The Black Hawks is a debut fantasy novel (and start of a series) from David Wragg (who we'll be interviewing tomorrow!). It follows the titular crew of smart-mouthed mercenaries as they try and survive, and even make a little money, in a world which seems determined to get the better of them.

The protagonist is Chel, a young man from a noble family, who dreams of doing something more exciting with his life. It’s true that being a hanger-on to an uncle who seems to be some sort of minor court functionary is a little dull, but lets just say that Chel’s life is about to get more exciting than he might like. Still, Chel is an absolutely cracking protagonist. That’s helped by the sense of voice deployed throughout the book. Chel has a naivete of sorts; his lack of experience outside of a bubble of privilege is clear from the beginning, though it becomes sharper over time. In a sense, this is a coming-of-age tale. Watching Chel cast aside his preconceptions of life as it should be, and instead pick up the raiment’s of life as he finds it is at once empowering and saddening. If Chel isn’t a stereotypical hero, though, or a chosen one on a grand quest, still, he’s easy to empathise and sympathise with.

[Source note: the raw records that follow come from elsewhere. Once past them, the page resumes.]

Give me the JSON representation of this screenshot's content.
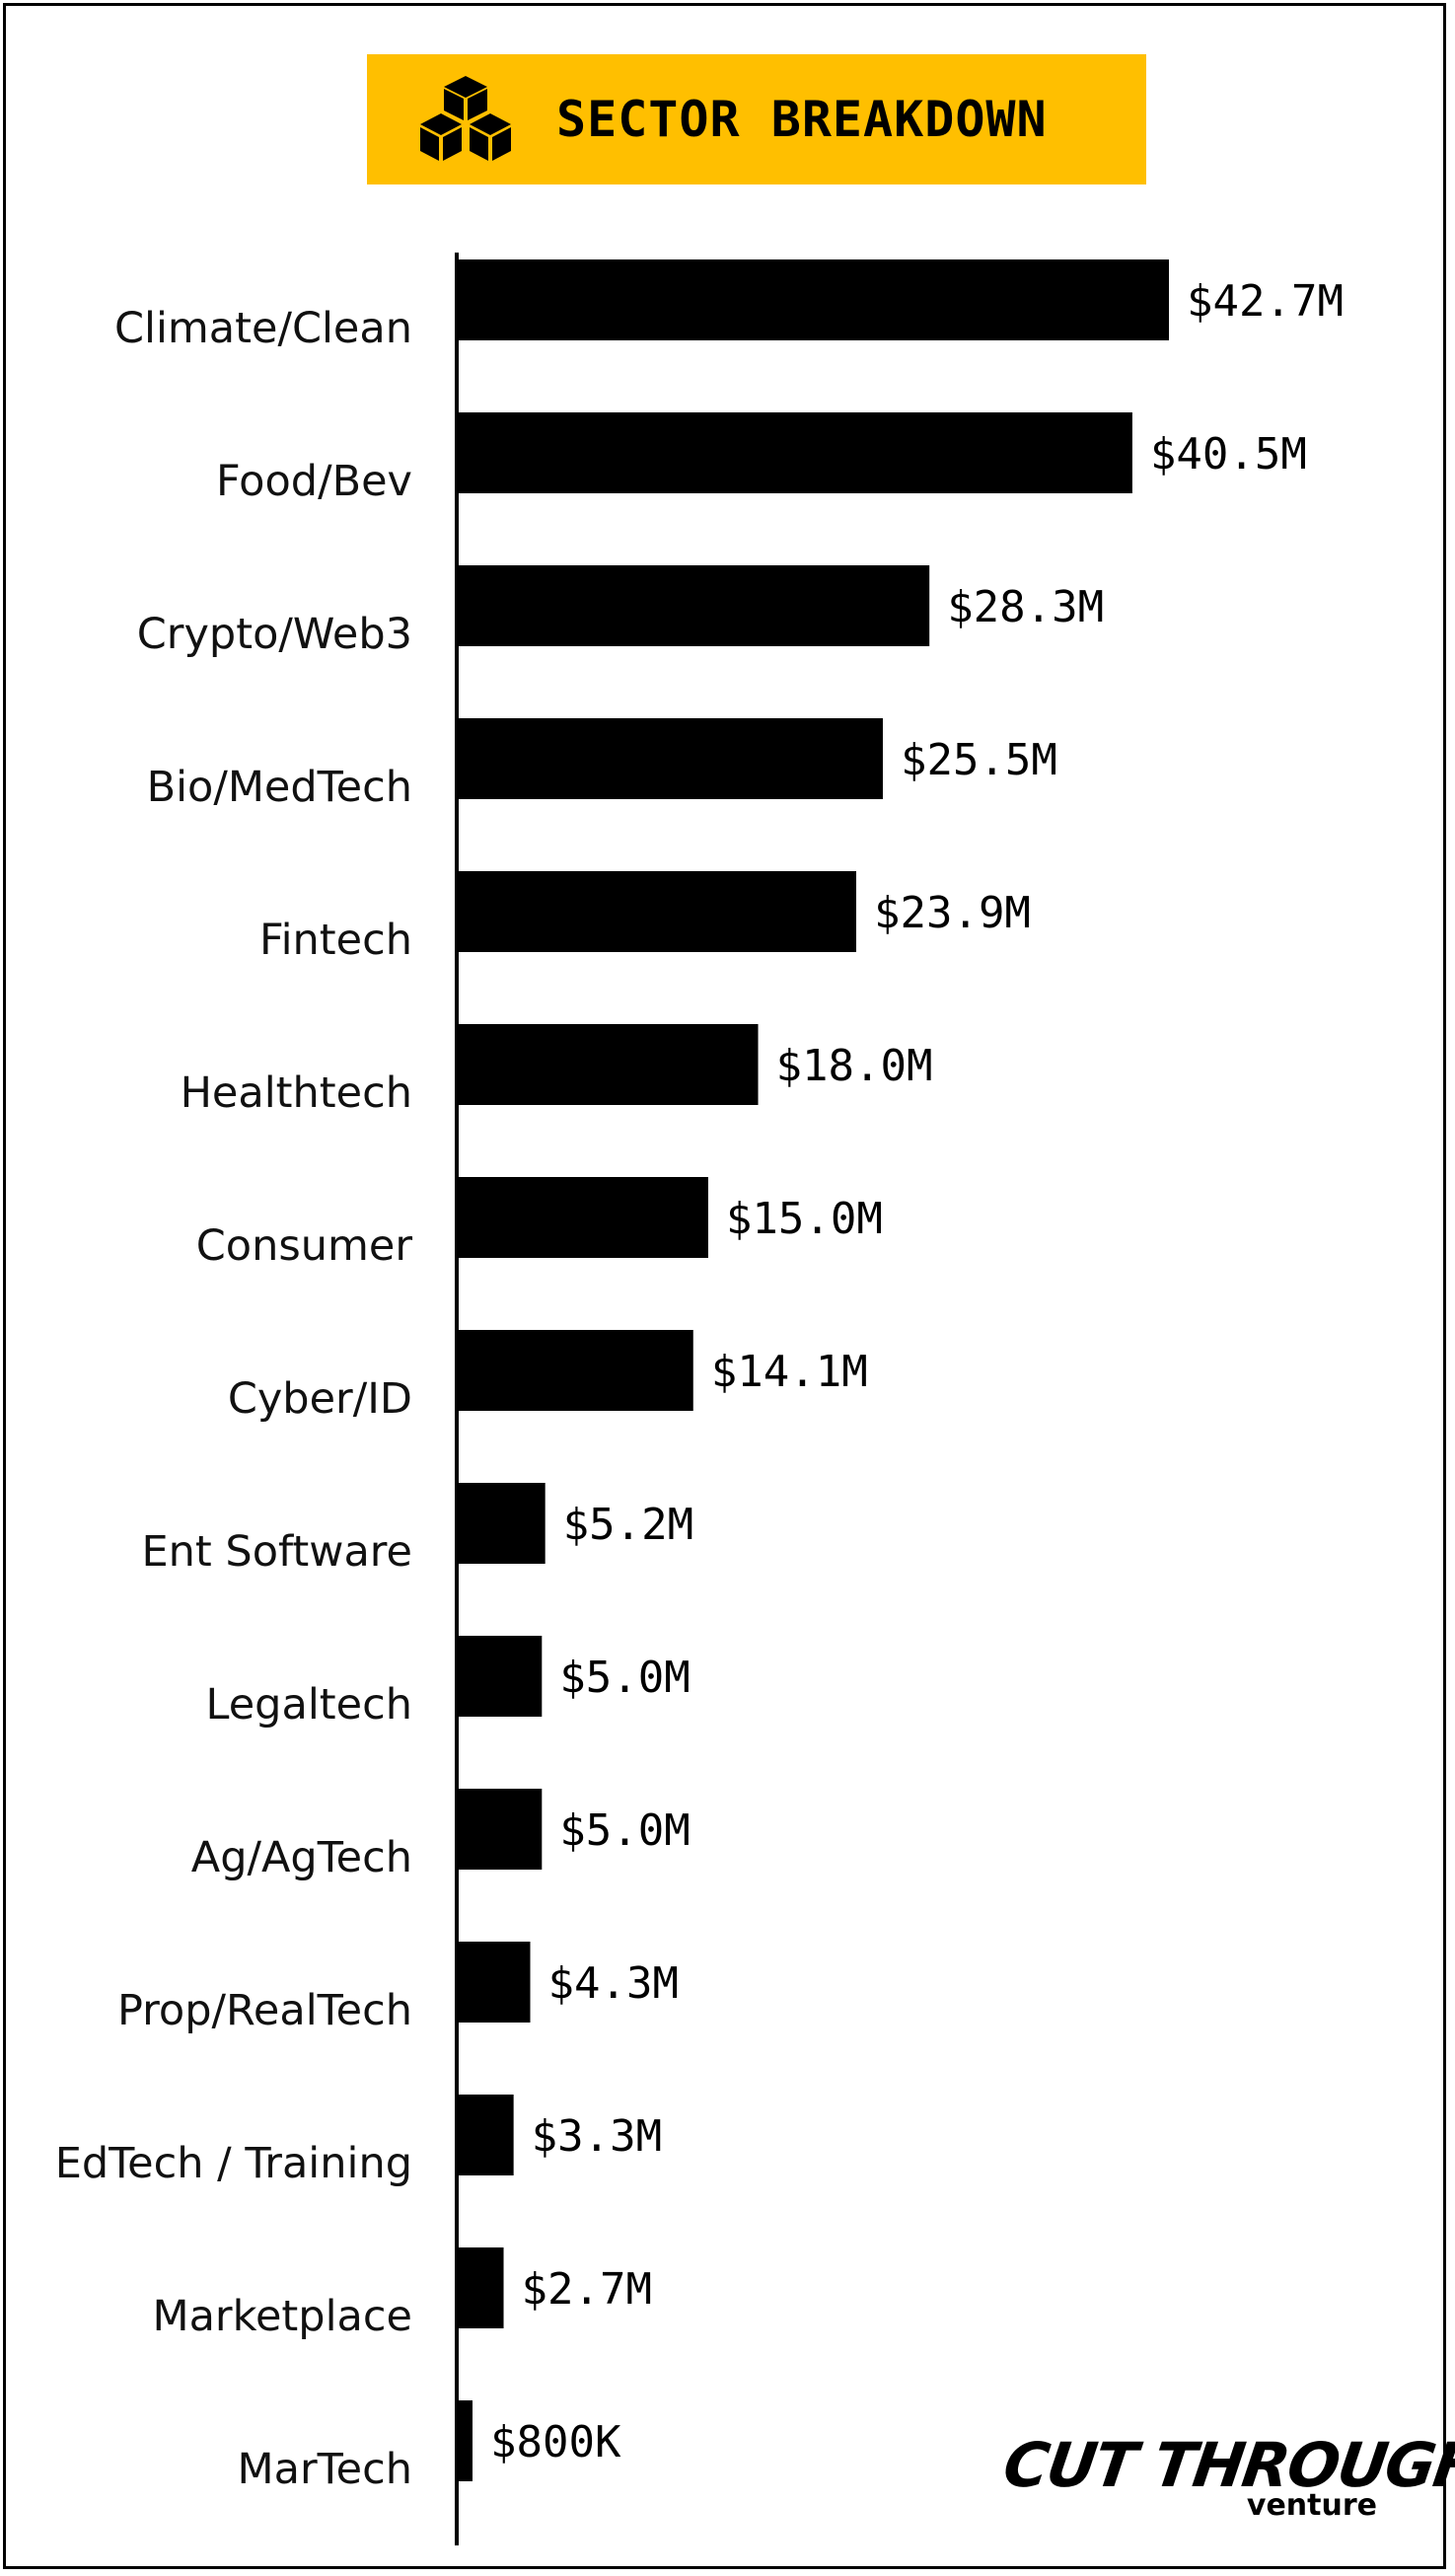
{
  "header": {
    "title": "SECTOR BREAKDOWN",
    "icon": "stacked-cubes-icon",
    "accent_color": "#FFBF00"
  },
  "chart_data": {
    "type": "bar",
    "orientation": "horizontal",
    "categories": [
      "Climate/Clean",
      "Food/Bev",
      "Crypto/Web3",
      "Bio/MedTech",
      "Fintech",
      "Healthtech",
      "Consumer",
      "Cyber/ID",
      "Ent Software",
      "Legaltech",
      "Ag/AgTech",
      "Prop/RealTech",
      "EdTech / Training",
      "Marketplace",
      "MarTech"
    ],
    "values": [
      42.7,
      40.5,
      28.3,
      25.5,
      23.9,
      18.0,
      15.0,
      14.1,
      5.2,
      5.0,
      5.0,
      4.3,
      3.3,
      2.7,
      0.8
    ],
    "value_labels": [
      "$42.7M",
      "$40.5M",
      "$28.3M",
      "$25.5M",
      "$23.9M",
      "$18.0M",
      "$15.0M",
      "$14.1M",
      "$5.2M",
      "$5.0M",
      "$5.0M",
      "$4.3M",
      "$3.3M",
      "$2.7M",
      "$800K"
    ],
    "unit": "$M",
    "bar_color": "#000000",
    "grid": false,
    "legend": false
  },
  "logo": {
    "main": "CUT THROUGH",
    "sub": "venture"
  }
}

An everyman, cast onto the winds of fate, trying to figure out what to do with himself in unusual and potentially shark-infested waters. Chel is, to continue the theme, a fish out of water, struggling to understand exactly what’s going on, and what compromises may be asked of him as he finds himself working with a band of mercenaries to save both himself and the kingdom.

In this he’s assisted by a thoroughly enjoyable supporting cast, most notably the members of the Black Hawks. These are mercenaries, willing to do just about anything to get paid, and with fewer moal scruples about who does the paying than Chel might hope. Each has depth and a sense of personality. These aren’t traits masquerading as characters to tell Chel’s story, but living, breathing, bleeding people. They’re in the Black Hawks for their own reasons, and if it’s because they’re hurt, or mad, or dangerous, so be it. They have a capacity for teamwork, for kicking arse and taking names, that makes every page with the squad on it a delight to read. Their relations with each other are cleary complex, an undercurrent beneath the fast-paced adventure that sits in the foreround. I was delighted by the wit and banter between them, especially juxtaposed with their casually grey morality and penchant for solving problems with  sword to the head.

If Chel is the heart of the book, the rest of the company are the soul, in the way they interact with each other and with Chel. They’re fighting and dying for each other and, of course, for the money. But the ties that live in the history of this band of malcontents are there, twining around each member of the ensemble even as they begin wrapping themselves around Chel. This is a coming of age story, for Chel, but also a story of family, or at least, found family – albeit a family that spends its days outrunning bands of hired thus, and doing less than entirely legal jobs for hard cash.

The plot begins with a surprise attack, and it doesn’t really ramp down the adrenaline from there. Because while this is a coming of age story, and a family story, it’s also an adventure story, as Chel and the gang try to fight their way out of a hornets nest they’ve walked into. There’s a few surprises tucked away in a well-crafted narrative, one which doesn’t pull punches, and isn’t averse to sneaking something up on you when you least expect it. That said, the story is occurring in a world I want to see more of. We’ve got icebound tribes and deep snows; nobility-packed ocean castles, and a church filled with overweening ambition. It would be great to look at these systems a little more closely, and I look forward to seeing more of the world in the forthcoming sequel. What’s there is compellingly drawn stuff, and certainly provides a wonderful backdrop for a story which hums along wonderfully

This one’s a lot of fun, folks. The Black Hawks keep you turning pages to see what happens next. It’ll keep you turning pages to see how Chel gets out of his latest jam, or if he’s managed to get the hang of the group yet. It’ll keep you turning pages for the often carmine, fast-paced action sequences. It’ll keep you turning pages, in the end, because it’s a damn good story – and that’s why you should give it a try.